Local Coptic church reacts to terror attack on Egypt

Monday, April 10, 2017
Local Coptic church reacts to terror attack on Egypt
Tucked in the pines of Chapel Hill, Archangel Raphael St. Johns, a Coptic Christian Church has its doors open on this Palm Sunday.

CHAPEL HILL, North Carolina (WTVD) -- Tucked in the pines of Chapel Hill, Archangel Raphael and St. John the Beloved, a Coptic Christian Church has its doors open on this Palm Sunday.

Inside of the church, there are 20 pews, all filled with parishioners. The aisles bare a similar resemblance: full.
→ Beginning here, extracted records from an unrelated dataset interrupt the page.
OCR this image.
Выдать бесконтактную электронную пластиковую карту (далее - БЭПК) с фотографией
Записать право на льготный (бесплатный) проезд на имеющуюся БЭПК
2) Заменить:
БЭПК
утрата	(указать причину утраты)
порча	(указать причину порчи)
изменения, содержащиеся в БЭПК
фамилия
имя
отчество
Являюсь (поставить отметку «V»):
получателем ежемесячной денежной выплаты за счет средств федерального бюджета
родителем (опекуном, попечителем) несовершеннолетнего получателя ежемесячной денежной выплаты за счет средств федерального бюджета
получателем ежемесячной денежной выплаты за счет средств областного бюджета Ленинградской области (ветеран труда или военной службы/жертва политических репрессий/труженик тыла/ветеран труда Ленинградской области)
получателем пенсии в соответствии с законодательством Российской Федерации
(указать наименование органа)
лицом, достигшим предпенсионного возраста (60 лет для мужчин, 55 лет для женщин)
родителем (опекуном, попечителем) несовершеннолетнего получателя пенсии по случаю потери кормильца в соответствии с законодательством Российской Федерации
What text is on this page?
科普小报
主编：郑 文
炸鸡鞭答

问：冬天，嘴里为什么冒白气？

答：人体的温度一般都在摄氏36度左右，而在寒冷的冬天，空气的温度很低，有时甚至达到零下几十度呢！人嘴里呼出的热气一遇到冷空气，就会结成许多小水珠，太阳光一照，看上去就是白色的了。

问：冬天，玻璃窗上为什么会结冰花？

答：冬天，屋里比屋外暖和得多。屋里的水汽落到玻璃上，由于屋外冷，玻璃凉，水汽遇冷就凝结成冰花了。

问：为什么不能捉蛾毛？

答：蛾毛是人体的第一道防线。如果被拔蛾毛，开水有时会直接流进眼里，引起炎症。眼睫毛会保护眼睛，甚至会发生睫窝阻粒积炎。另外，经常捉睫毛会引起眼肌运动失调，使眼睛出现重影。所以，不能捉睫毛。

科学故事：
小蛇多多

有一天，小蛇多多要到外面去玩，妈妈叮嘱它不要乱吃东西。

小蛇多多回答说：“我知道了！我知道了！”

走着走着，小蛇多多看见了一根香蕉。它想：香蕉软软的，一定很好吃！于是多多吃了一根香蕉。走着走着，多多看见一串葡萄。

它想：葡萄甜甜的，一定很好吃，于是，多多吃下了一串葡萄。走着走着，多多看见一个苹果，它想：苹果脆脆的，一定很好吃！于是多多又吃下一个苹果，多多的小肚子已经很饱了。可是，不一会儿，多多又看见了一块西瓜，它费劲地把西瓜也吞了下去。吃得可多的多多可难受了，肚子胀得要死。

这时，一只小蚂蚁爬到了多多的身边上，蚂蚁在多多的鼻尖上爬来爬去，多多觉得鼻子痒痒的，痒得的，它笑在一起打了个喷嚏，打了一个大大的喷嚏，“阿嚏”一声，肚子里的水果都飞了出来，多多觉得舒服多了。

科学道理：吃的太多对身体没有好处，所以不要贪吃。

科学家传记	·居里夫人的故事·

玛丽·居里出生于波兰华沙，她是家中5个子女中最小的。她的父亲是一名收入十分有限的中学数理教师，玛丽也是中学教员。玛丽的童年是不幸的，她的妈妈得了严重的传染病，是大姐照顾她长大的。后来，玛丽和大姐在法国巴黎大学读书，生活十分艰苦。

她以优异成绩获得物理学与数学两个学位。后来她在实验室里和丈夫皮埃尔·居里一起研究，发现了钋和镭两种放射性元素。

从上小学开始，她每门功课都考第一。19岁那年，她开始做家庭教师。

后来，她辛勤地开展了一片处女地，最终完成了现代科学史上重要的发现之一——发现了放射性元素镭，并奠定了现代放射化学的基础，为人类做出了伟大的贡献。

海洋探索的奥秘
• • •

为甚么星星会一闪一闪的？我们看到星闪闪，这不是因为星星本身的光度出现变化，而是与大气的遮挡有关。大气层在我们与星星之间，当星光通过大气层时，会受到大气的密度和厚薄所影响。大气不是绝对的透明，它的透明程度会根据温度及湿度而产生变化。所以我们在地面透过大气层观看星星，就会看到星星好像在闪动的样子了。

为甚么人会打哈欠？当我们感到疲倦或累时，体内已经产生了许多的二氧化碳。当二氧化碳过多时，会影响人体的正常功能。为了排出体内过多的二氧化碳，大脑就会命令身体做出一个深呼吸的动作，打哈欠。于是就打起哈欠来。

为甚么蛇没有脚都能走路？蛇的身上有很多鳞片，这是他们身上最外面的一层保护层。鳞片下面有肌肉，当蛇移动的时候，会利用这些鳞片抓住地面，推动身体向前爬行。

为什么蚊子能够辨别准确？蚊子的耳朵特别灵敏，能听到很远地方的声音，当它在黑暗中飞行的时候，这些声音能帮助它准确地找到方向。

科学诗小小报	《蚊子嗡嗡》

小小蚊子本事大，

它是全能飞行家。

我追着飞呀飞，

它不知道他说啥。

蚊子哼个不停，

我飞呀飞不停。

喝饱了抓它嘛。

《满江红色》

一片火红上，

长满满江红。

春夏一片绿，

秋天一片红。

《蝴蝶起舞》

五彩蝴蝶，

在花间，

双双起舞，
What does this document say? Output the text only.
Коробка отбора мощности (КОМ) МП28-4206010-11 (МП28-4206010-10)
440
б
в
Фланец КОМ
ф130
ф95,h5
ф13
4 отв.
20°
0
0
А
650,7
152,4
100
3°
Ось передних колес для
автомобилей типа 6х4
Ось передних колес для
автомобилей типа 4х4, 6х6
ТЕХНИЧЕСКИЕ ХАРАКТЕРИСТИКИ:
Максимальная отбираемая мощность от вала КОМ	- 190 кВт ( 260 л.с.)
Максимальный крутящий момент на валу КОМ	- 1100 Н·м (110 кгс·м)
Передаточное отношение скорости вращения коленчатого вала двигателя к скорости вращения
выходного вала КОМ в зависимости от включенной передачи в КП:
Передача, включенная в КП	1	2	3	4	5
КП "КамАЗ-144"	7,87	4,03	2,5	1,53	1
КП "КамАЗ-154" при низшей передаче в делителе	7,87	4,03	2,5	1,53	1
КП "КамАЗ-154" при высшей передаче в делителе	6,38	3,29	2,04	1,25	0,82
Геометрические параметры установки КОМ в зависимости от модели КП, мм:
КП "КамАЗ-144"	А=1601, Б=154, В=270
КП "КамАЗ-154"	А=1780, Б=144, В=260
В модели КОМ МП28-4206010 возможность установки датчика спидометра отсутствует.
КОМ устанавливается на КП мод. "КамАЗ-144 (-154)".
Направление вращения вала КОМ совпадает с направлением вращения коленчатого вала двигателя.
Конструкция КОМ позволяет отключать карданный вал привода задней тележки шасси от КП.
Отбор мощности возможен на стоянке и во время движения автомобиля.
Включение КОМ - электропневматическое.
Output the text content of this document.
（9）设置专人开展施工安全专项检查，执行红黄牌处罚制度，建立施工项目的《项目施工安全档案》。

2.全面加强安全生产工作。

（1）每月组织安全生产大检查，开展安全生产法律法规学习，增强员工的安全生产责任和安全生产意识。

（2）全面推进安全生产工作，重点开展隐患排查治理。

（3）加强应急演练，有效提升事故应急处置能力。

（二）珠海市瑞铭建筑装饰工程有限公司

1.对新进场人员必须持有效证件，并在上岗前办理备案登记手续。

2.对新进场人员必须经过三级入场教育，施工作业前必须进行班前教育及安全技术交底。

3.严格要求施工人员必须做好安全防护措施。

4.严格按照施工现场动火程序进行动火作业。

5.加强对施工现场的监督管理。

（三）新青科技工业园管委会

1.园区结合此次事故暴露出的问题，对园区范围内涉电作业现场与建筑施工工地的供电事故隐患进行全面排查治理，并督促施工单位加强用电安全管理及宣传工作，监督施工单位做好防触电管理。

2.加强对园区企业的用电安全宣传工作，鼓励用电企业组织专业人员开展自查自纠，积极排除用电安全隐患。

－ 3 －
Father Angelos Bishara is finishing up the first service of the day, a service that started just after eight Sunday morning, ending in the early afternoon.

He walks the aisles of the church, splashing parishioners with Holy Water.

This celebration of Palm Sunday coming just hours after a Coptic Christian church in Tanta and another in Alexandria bore a similar service, a service that would end in both Egyptian churches falling victim to the brutality of ISIS.

"That's me, that's my brother, that's my sister," parishioner Basant Matta said after being asked her first thoughts after learning the news. "I have family back in Egypt still and they were in the same service I was in."

"They would be standing like us, or any parish... and one minute they are standing together, enjoying the service, and another minute, everyone is gone," Priest of Archangel Raphael St. Johns the Beloved, Father Angelos Bishara said.

But in Chapel Hill, on this day of terror, one Christians in Egypt are all too familiar with, and on this Palm Sunday, fear does not reign control over the church.

Father Angelos said "you hold hurt, but you don't have anger. You hold loss, but you don't have anxiety. These paradoxes have to be maintained and it sometimes requires a supernatural strength."